Discours devant le Sénat

15 juillet 1959
03m 12s
Réf. 00333

Notice

Résumé :

Le général de Gaulle préside au Palais du Luxembourg la première session du Sénat de la Communauté, qui réunit des membres des Parlements des 11 républiques de l'Afrique francophone et de la république malgache.

Type de média :
Date de diffusion :
15 juillet 1959
Type de parole :

Éclairage

Le 21 décembre 1958, le général de Gaulle a été élu tout à la fois président de la République française et président de la Communauté qui réunit autour de la métropole les 11 républiques de l'Afrique francophone (à l'exception de la Guinée, devenue indépendante en septembre 1958) et la république malgache. Conçue comme l'équivalent français du Commonwealth britannique, la Communauté possède un Conseil exécutif, rassemblant sous la présidence du Chef de l'Etat français les chefs de gouvernement des Etats membres et les ministres chargés des affaires communes (Affaires Etrangères, Armée, Finances et Affaires économiques, Justice, Education nationale, Travaux publics, Transports, Postes, Télégraphes et Téléphones). En outre un Sénat, formé de parlementaires des Etats membres possède un rôle consultatif, ayant pour mission essentielle de se prononcer sur les projets de révision du titre XII de la constitution qui instaure la communauté.
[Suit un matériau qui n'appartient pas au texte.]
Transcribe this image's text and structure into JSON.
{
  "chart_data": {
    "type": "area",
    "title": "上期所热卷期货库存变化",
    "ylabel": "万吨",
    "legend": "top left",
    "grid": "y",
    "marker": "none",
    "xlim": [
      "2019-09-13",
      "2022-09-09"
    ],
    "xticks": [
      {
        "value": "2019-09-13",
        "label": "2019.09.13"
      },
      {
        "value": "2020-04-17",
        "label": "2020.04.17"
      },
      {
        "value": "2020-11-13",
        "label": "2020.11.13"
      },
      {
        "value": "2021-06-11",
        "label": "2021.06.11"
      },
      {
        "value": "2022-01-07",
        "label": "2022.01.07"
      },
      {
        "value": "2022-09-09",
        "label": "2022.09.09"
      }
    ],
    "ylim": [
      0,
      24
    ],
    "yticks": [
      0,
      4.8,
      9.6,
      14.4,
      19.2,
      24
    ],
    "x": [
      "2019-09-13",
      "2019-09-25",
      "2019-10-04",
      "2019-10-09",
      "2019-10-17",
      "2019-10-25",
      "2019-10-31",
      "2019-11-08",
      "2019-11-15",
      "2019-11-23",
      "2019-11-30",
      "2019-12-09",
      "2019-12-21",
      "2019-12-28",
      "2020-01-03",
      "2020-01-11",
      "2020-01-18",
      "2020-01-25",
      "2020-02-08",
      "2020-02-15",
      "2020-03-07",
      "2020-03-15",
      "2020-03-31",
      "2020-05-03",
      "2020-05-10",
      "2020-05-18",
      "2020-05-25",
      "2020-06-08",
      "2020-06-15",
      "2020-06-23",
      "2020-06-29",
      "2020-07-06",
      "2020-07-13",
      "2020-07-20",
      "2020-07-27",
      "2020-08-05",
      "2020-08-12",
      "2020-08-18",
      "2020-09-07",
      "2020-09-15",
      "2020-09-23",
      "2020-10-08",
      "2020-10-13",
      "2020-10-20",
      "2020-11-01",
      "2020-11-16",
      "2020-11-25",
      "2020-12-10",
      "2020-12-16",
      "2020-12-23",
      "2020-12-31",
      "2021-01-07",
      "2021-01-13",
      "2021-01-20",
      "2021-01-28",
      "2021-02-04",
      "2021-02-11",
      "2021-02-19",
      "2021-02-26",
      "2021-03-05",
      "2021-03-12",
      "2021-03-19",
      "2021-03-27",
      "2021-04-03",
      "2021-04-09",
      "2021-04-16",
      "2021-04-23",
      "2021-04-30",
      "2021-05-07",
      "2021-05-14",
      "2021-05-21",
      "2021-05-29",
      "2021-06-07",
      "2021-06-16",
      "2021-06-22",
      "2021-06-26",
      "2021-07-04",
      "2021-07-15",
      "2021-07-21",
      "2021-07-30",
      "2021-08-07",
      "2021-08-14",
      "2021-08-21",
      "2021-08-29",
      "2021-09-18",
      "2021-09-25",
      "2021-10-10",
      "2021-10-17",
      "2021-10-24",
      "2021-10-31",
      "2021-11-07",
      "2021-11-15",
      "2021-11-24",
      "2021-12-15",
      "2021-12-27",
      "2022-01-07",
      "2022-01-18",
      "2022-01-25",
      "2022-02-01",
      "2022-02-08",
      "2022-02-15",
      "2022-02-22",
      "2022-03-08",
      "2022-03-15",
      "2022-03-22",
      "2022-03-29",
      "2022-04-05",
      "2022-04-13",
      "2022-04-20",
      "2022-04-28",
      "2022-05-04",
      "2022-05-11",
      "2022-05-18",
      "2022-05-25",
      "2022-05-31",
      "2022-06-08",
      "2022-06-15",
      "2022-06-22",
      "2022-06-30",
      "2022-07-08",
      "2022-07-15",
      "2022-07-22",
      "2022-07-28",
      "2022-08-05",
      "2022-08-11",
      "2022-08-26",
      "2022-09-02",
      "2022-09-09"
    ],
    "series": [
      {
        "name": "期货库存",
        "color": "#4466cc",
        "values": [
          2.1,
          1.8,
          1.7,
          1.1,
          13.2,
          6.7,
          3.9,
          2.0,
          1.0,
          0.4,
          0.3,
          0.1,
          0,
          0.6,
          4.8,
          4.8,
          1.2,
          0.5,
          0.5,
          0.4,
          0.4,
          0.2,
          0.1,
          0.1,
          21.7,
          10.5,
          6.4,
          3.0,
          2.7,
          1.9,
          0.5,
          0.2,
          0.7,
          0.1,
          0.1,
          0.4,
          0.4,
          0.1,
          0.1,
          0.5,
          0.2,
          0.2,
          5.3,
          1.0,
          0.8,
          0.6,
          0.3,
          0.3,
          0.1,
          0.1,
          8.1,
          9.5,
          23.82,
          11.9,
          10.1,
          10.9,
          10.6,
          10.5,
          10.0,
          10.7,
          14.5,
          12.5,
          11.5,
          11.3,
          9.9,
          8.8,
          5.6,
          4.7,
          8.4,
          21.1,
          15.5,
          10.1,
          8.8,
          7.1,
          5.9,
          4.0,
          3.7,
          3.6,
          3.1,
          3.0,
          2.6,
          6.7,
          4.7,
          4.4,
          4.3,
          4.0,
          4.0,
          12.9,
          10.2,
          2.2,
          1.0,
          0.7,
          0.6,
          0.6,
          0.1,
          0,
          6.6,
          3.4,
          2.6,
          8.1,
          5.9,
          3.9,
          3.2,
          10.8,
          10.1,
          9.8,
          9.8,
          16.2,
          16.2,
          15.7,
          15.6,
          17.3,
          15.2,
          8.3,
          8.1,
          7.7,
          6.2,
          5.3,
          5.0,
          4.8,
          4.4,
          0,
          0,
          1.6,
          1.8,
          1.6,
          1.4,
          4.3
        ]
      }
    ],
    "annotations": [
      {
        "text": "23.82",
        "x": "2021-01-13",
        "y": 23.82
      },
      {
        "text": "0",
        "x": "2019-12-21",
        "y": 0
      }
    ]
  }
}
C'est donc à l'ouverture de la première session du Sénat de la Communauté, réuni au palais du Luxembourg le 15 juillet 1959 que de Gaulle prononce ce discours. Il y exalte le vaste ensemble territorial dans lequel il voit l'aboutissement de l'œuvre colonisatrice de la France qui a créé des liens affectifs profonds entre la France et l'outre-mer. Mais il insiste aussi sur les raisons politiques et économiques qui justifient la création de la Communauté : un égal attachement à la liberté, au droit des peuples à disposer d'eux-mêmes, illustré par le processus démocratique du référendum, une égale aversion pour les systèmes totalitaires, la nécessité de constituer de vastes ensembles au sein desquels l'aide de la métropole en matière de recherche, de technique, d'investissement et d'éducation aurait pour contrepartie le champ d'expansion ouvert à l'activité de la France.

Serge Berstein

Transcription

Charles de Gaulle
La réunion de votre sénat marque le terme de la mise en place des institutions prévues par notre constitution. Ainsi se trouve réalisé ce que nos peuples ont décidé librement, en toute indépendance, par leur référendum du 28 septembre. Cela a été fait suivant les règles démocratiques. Un pareil aboutissement, et même le refus qui lui fut opposé par l'un des territoires de l'ancienne Union française, démontrent que nos peuples ont effectivement disposé d'eux-mêmes, qu'ils ont exercé leur choix et qu'ils l'ont fait par la seule voie qui soit valable, celle du suffrage universel. Cela étant accompli, il est vrai qu'ils y ont été conduits par la raison en même temps que par le sentiment. Aujourd'hui, le progrès est indispensable à la vie. Et il est vrai que pour un peuple qui ne dispose pas, par lui-même, de moyens puissants et variés, son développement ne peut s'accomplir qu'à l'intérieur d'un grand ensemble. Or, il se trouve que le vaste effort de recherche, de technique, d'investissement, d'enseignement exige la mise en valeur des nouveaux Etats d'outremer. La France a déjà largement commencé de l'accomplir. Elle est capable de le poursuivre. Et en ce moment même, elle fait jaillir du Sahara des ressources nouvelles de prospérité dont tireront profit tous les peuples de la communauté. En revanche, ces peuples offrent un champ d'extension élargi à son activité. Et, sans doute, le jour viendra-t-il où ces peuples, à leur tour, fourniront à l'ancienne métropole le concours de leurs capacités.